“Over time, people get distracted, bored, or they develop their own agendas.  It isn’t necessarily anybody’s fault when this happens; it is just a fact of team life.  You need a measure of alignment among your team members if you are going to deliver on your vision.”
- Andy Stanley “Visioneering”

Apollo 13 astronauts, recanting their perilous journey, talk about the incredibly small window they had to pass through to make it back to earth.  Virtually no margin of error existed.  Jim Lovell says that being just one degree off in their reentry calculations would have resulted in missing the earth by tens of thousands of miles.

Marriages are no different.  Over decades, couples on different courses personally, can end up miles apart.  With the principal work of raising their children accomplished, they often wake up laying next to someone they don’t have very much in common with and barely know.

We find the same with leadership teams.  Different motives, experiences, and interpretations result in different priorities.  Without a clear and inspired destination for everyone to shoot for that is… 

  • Clarified
  • Discussed
  • Celebrated
  • & Regularly course directed back toward

…misalignment is a likely conclusion

Cars naturally move toward misalignment as well.  As sophisticated as the balancing equipment is that we use to keep our tires rolling in the same direction, they drift apart.  The vehicle doesn’t roll as efficiently and the cost comes in mileage, wear-an-tear on the car, and portions of tires getting worn out faster than others.  

Misalignment is costly for tires and teams.

To assume that our teams or marriages would fall back into alignment on their own is as unlikely as thinking our car hitting a pothole that would somehow magically jolt it back into alignment.  It just doesn’t happen like that.

So, how do you know if a team member is out of alignment?

  • They move toward control rather than serving one another.
  • They manipulate to further their own agenda.
  • They are unwilling to resolve differences face-to-face.
  • They are unwilling to believe the best about their teammates.
  • They focus on personal success rather than team success.

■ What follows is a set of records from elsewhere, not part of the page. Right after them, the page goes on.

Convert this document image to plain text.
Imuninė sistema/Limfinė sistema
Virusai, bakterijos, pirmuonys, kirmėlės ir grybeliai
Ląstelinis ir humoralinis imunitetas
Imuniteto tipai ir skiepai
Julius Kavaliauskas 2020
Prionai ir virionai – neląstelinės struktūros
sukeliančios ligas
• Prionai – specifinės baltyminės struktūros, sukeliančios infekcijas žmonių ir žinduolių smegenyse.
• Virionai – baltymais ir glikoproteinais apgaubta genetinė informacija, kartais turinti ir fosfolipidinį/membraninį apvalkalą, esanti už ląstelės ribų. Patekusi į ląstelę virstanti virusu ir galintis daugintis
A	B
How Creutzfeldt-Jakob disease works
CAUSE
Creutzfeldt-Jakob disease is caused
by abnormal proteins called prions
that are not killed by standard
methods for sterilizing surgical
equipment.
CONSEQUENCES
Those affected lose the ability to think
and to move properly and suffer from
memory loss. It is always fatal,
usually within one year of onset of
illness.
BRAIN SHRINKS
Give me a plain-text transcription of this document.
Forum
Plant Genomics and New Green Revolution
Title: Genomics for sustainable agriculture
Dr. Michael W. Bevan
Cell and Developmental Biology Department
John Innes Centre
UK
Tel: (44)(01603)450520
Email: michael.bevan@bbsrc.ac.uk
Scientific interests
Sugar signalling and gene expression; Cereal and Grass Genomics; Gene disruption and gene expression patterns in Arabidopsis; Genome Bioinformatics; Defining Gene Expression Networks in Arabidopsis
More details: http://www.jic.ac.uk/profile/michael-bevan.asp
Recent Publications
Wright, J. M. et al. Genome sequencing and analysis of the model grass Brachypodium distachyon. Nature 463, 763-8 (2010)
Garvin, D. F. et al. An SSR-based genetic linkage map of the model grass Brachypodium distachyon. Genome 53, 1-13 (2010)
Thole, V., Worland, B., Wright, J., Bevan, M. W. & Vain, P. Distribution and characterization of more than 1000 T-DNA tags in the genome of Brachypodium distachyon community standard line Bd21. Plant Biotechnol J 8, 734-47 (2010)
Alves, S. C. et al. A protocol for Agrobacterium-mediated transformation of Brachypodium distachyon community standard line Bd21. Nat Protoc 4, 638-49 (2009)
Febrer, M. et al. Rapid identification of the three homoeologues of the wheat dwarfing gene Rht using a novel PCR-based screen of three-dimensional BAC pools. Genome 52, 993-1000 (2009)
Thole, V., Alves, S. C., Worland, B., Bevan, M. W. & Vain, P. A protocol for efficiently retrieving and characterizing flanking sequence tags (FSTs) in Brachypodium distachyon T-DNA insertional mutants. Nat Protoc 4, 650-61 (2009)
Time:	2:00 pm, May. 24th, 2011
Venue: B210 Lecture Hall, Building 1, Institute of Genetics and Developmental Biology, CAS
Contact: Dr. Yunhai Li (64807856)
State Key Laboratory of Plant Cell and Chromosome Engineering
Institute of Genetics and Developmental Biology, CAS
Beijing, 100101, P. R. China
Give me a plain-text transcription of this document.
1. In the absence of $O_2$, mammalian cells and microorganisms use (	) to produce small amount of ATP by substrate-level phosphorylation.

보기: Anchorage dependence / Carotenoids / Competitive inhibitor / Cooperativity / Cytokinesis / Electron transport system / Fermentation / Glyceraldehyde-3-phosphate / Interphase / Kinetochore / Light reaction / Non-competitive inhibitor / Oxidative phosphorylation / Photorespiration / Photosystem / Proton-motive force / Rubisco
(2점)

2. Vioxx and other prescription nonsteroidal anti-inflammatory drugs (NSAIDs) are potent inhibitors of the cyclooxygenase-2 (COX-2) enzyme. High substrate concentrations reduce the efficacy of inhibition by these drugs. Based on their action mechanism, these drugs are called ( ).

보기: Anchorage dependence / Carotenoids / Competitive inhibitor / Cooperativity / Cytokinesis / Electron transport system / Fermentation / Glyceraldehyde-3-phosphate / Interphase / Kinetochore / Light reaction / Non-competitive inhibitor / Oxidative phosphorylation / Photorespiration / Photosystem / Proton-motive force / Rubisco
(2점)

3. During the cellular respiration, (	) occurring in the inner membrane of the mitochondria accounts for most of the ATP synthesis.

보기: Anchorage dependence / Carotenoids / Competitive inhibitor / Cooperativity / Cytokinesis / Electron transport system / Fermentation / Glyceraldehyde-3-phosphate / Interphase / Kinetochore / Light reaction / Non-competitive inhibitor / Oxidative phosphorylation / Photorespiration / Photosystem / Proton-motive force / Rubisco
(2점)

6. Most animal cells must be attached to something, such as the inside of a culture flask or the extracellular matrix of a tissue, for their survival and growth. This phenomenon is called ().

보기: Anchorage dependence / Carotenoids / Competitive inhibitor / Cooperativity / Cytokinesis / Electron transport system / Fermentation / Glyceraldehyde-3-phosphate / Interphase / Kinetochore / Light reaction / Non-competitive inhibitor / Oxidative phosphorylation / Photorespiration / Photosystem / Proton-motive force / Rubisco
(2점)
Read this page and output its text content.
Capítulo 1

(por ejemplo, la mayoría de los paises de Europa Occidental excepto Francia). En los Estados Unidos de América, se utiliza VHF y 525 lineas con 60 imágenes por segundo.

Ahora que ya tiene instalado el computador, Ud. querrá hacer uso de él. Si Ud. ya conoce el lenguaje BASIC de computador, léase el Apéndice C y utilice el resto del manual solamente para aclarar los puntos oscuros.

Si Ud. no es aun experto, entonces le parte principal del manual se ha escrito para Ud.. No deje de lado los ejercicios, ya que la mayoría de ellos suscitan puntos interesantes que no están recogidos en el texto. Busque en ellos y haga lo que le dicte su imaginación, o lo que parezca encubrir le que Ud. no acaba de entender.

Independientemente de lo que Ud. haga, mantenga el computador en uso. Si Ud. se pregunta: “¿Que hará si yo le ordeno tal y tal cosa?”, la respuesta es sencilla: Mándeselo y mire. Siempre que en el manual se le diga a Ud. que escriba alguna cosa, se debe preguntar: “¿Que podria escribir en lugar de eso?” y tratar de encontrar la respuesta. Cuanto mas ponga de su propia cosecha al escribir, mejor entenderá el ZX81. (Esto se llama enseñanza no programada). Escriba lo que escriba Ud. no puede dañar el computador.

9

What do you do if you team is out of alignment?

  • Assemble your leadership team & work on organizational health.
  • Write or recast your values and purpose.
  • Create a vision of those values and purpose lived into the future.
  • Create goals/initiatives to help you realize that vision.
  • Assign ownership to those initiatives.
  • Develop a meeting rhythm with that team.
  • Assist in their accomplishment, hold them accountable, celebrate their success.

Allow this roadmap and the process it creates to drive you toward increasing alignment and the realization of a greater future for you and your team.

  • Has your team gotten out of alignment?
  • Are you experiencing any of the signs listed above?
  • What do you think it is costing you in terms of wear-and-tear, efficiency, and wearing some team members out?
  • Are you really interested in changing things?